Tuesday, April 18, 2006

Book recommendation continued


I should never try to post when I'm tired. Turns out I can't think. Ignore my previous post, please.



Elizabeth George's Write Away
As I was attempting to say in my previous post, this is an excellent book on writing. It deals in ideas, but it also deals in specifics.

I'll quote from chapter twelve:




All that I've shared with you so far begs the real question: How do you write it? It being the book. "One word at a time" is the coy answer (like the incredibly helpful response I heard a writer give a student aksing how to write good dialogue: "Open a vein." Now that was really useful.). The answer I prefer to give is this: If you see your novel as a collection of causally related scenes, you just write the book one scene at a time.

She spent previous chapters explaining the term "causally related scenes." She spends the rest of this chapter outlining how she has put it to work in her own writing, and how she sees it put to work in the writing of others.

I love the quote above, because the "open a vein" crap is the kind of "advice" that some writers give, hoping to enhance the mystique of what they do--to claim that they can do it, because they have the touch. Obviously, mortals like you can't do it. Baloney! Writing a book is a skill, like playing tennis. The more you practice, the better you get. Some people end up winning Wimbledon, but you don't have to win it to make your living as a tennis player.

I admit that there are books that are better than others--that some writers write more inspiring prose than other writers. Just like Tiger Woods has a touch that not all other professional golfers have. Not all of us are destined to win the Masters more than once, or to win Nobel prizes in literature. But we can probably tell a damn good story that other people want to read.

What else do I like about the book?

  • She divides the book into useful sections: Overview of the craft, The basics, Technique, Process, Examples and Guides
  • She starts every chapter with an interesting quote from a journal that she has kept when writing each book. (She explains about keeping a journal when writing a book in the Process section.)
  • The Process section rocks! (IMHO.) The chapters in this section are: Baby Steps First, the Value of Bum Glue, and Tidbits from Q&A. We all know the value of "bum glue." She explains it with humor. I read this section first, just for a little inspiration. I got a lot of inspiration.
  • Once again, let me repeat: concrete details.

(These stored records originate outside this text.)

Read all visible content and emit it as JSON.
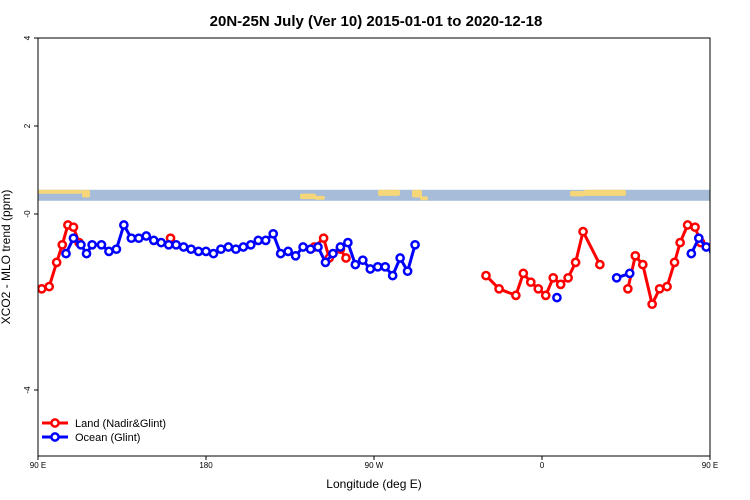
{
  "chart_data": {
    "type": "line",
    "title": "20N-25N July (Ver 10)   2015-01-01 to 2020-12-18",
    "xlabel": "Longitude (deg E)",
    "ylabel": "XCO2 - MLO trend (ppm)",
    "xlim": [
      90,
      450
    ],
    "ylim": [
      -5.5,
      4
    ],
    "xticks": [
      {
        "value": 90,
        "label": "90 E"
      },
      {
        "value": 180,
        "label": "180"
      },
      {
        "value": 270,
        "label": "90 W"
      },
      {
        "value": 360,
        "label": "0"
      },
      {
        "value": 450,
        "label": "90 E"
      },
      {
        "value": 540,
        "label": "180"
      }
    ],
    "yticks": [
      {
        "value": 4,
        "label": "4"
      },
      {
        "value": 2,
        "label": "2"
      },
      {
        "value": 0,
        "label": "-0"
      },
      {
        "value": -4,
        "label": "-4"
      }
    ],
    "legend_position": "bottom-left",
    "map_strip": {
      "ymin": 0.3,
      "ymax": 0.55,
      "ocean_color": "#a6bcd9",
      "land_color": "#f5d77a"
    },
    "series": [
      {
        "name": "Land (Nadir&Glint)",
        "color": "#ff0000",
        "points": [
          [
            92,
            -1.7
          ],
          [
            96,
            -1.65
          ],
          [
            100,
            -1.1
          ],
          [
            103,
            -0.7
          ],
          [
            106,
            -0.25
          ],
          [
            109,
            -0.3
          ],
          [
            112,
            -0.65
          ],
          [
            161,
            -0.55
          ],
          [
            238,
            -0.75
          ],
          [
            243,
            -0.55
          ],
          [
            246,
            -1.0
          ],
          [
            252,
            -0.8
          ],
          [
            255,
            -1.0
          ],
          [
            330,
            -1.4
          ],
          [
            337,
            -1.7
          ],
          [
            346,
            -1.85
          ],
          [
            350,
            -1.35
          ],
          [
            354,
            -1.55
          ],
          [
            358,
            -1.7
          ],
          [
            362,
            -1.85
          ],
          [
            366,
            -1.45
          ],
          [
            370,
            -1.6
          ],
          [
            374,
            -1.45
          ],
          [
            378,
            -1.1
          ],
          [
            382,
            -0.4
          ],
          [
            391,
            -1.15
          ],
          [
            406,
            -1.7
          ],
          [
            410,
            -0.95
          ],
          [
            414,
            -1.15
          ],
          [
            419,
            -2.05
          ],
          [
            423,
            -1.7
          ],
          [
            427,
            -1.65
          ],
          [
            431,
            -1.1
          ],
          [
            434,
            -0.65
          ],
          [
            438,
            -0.25
          ],
          [
            442,
            -0.3
          ],
          [
            445,
            -0.65
          ]
        ]
      },
      {
        "name": "Ocean (Glint)",
        "color": "#0000ff",
        "points": [
          [
            105,
            -0.9
          ],
          [
            109,
            -0.55
          ],
          [
            113,
            -0.7
          ],
          [
            116,
            -0.9
          ],
          [
            119,
            -0.7
          ],
          [
            124,
            -0.7
          ],
          [
            128,
            -0.85
          ],
          [
            132,
            -0.8
          ],
          [
            136,
            -0.25
          ],
          [
            140,
            -0.55
          ],
          [
            144,
            -0.55
          ],
          [
            148,
            -0.5
          ],
          [
            152,
            -0.6
          ],
          [
            156,
            -0.65
          ],
          [
            160,
            -0.7
          ],
          [
            164,
            -0.7
          ],
          [
            168,
            -0.75
          ],
          [
            172,
            -0.8
          ],
          [
            176,
            -0.85
          ],
          [
            180,
            -0.85
          ],
          [
            184,
            -0.9
          ],
          [
            188,
            -0.8
          ],
          [
            192,
            -0.75
          ],
          [
            196,
            -0.8
          ],
          [
            200,
            -0.75
          ],
          [
            204,
            -0.7
          ],
          [
            208,
            -0.6
          ],
          [
            212,
            -0.6
          ],
          [
            216,
            -0.45
          ],
          [
            220,
            -0.9
          ],
          [
            224,
            -0.85
          ],
          [
            228,
            -0.95
          ],
          [
            232,
            -0.75
          ],
          [
            236,
            -0.8
          ],
          [
            240,
            -0.75
          ],
          [
            244,
            -1.1
          ],
          [
            248,
            -0.9
          ],
          [
            252,
            -0.75
          ],
          [
            256,
            -0.65
          ],
          [
            260,
            -1.15
          ],
          [
            264,
            -1.05
          ],
          [
            268,
            -1.25
          ],
          [
            272,
            -1.2
          ],
          [
            276,
            -1.2
          ],
          [
            280,
            -1.4
          ],
          [
            284,
            -1.0
          ],
          [
            288,
            -1.3
          ],
          [
            292,
            -0.7
          ],
          [
            368,
            -1.9
          ],
          [
            400,
            -1.45
          ],
          [
            407,
            -1.35
          ],
          [
            440,
            -0.9
          ],
          [
            444,
            -0.55
          ],
          [
            448,
            -0.75
          ],
          [
            452,
            -0.85
          ],
          [
            456,
            -0.65
          ],
          [
            460,
            -0.65
          ],
          [
            464,
            -0.85
          ],
          [
            468,
            -0.8
          ],
          [
            472,
            -0.25
          ],
          [
            476,
            -0.55
          ],
          [
            480,
            -0.55
          ],
          [
            484,
            -0.5
          ],
          [
            488,
            -0.65
          ],
          [
            492,
            -0.7
          ],
          [
            496,
            -0.75
          ]
        ]
      }
    ]
  }
}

You know how you've heard "the universal can be found in the details." Details are what keep a reader involved. It what makes every actor's performance worth watching. It's what makes art interesting. (Really, if you don't know what makes color-field paintings interesting, you must look at one up close--to see the brush strokes, to see the shadows at play, to see that "red" isn't just red.)

Finding Flow

At the same time that I'm reading Write Away, I'm reading CM's Finding Flow. It's interesting to read the two in conjunction. To be in a flow state, you need a task that requires a clear set of goals that require appropriate responses, and immediate feedback.

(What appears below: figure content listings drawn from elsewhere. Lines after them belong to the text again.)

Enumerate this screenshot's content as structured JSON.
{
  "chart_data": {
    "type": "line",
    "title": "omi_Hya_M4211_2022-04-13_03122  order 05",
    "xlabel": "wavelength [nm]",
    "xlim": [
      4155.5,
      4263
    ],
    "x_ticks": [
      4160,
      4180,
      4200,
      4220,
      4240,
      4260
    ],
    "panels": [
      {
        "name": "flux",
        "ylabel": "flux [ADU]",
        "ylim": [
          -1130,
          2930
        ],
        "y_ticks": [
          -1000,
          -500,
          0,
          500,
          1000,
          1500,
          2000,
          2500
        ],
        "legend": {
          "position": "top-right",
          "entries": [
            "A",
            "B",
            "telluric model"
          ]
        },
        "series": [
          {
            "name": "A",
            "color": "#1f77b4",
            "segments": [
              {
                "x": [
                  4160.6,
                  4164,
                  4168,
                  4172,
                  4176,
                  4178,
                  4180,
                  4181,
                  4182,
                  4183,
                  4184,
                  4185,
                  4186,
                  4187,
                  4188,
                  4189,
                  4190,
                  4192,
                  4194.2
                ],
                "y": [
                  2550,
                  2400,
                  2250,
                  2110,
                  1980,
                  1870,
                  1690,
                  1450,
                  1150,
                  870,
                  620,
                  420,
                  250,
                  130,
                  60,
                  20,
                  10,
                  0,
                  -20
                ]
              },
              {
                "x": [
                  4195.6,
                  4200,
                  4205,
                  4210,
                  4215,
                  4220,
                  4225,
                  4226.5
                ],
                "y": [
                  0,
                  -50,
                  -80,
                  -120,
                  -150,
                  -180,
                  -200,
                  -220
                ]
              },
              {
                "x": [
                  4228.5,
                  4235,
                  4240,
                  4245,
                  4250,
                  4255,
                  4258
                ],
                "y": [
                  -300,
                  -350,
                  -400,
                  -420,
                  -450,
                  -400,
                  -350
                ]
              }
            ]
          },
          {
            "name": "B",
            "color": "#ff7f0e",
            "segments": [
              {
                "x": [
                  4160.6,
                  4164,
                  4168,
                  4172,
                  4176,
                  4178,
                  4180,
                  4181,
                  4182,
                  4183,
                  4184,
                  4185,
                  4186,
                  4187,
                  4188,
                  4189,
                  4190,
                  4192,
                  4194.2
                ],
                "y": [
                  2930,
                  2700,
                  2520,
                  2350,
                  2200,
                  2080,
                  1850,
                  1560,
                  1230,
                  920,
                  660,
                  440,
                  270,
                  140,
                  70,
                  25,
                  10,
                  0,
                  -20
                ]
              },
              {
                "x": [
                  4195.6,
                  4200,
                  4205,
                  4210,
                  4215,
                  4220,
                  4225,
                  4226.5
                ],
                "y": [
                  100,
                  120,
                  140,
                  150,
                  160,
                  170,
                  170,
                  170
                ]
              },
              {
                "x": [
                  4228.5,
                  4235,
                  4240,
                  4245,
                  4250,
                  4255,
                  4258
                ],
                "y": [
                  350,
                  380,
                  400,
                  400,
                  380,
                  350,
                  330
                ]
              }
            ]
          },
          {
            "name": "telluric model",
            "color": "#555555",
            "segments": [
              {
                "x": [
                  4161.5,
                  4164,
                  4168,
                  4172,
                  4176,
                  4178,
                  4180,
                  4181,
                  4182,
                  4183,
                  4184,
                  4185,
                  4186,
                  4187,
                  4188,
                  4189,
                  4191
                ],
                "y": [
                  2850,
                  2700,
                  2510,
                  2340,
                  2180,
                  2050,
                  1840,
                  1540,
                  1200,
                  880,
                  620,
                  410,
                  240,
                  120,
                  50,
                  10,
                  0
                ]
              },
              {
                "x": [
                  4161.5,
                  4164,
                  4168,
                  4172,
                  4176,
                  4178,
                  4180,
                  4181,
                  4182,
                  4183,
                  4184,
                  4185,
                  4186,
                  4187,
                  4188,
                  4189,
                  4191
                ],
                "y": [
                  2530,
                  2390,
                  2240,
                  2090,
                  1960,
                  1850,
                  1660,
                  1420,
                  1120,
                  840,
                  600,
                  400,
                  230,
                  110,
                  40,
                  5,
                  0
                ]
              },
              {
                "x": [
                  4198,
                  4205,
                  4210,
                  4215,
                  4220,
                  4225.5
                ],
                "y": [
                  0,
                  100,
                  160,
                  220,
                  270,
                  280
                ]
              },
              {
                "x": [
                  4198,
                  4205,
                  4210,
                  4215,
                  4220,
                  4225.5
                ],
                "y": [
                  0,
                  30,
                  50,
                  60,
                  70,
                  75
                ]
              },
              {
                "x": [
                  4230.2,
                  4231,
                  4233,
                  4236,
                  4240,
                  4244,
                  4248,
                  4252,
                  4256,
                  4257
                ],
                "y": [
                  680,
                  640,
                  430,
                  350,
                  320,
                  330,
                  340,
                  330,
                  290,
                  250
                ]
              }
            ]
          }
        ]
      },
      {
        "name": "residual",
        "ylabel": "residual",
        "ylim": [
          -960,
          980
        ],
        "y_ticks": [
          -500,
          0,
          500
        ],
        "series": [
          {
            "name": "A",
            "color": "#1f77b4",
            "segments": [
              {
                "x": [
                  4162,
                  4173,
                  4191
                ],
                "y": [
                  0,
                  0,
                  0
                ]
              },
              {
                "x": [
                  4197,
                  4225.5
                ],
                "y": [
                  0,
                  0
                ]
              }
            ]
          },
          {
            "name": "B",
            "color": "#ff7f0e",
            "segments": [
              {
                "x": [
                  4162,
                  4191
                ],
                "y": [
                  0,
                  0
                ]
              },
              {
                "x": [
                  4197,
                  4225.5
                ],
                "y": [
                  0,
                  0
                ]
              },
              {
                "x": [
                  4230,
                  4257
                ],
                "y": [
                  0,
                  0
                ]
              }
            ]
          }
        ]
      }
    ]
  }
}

Considering these two books together, I can help my own creative process. (One goal of keeping this blog is to consider my own creative process, and in doing so, help others solve problems with their own. ) So, in order to increase "flow" in my own creative process I can set clear goals. Of course, there is always a page count or word number goal that I can work towards, but there are other goals I can set too. For example, these goals might be:

  • to spend time writing character analyses
  • to work out my causally-related scenes
  • to revise for verb choice, or to revise to eliminate extraneous words ( I love to start sentences with "Well,")

As I do these things, then I help clear my head of the anxiety that fills it when I am not concentrating on my goals, which in turn, will help me live a better life. (Which is what Finding Flow is really all about.) Bonus!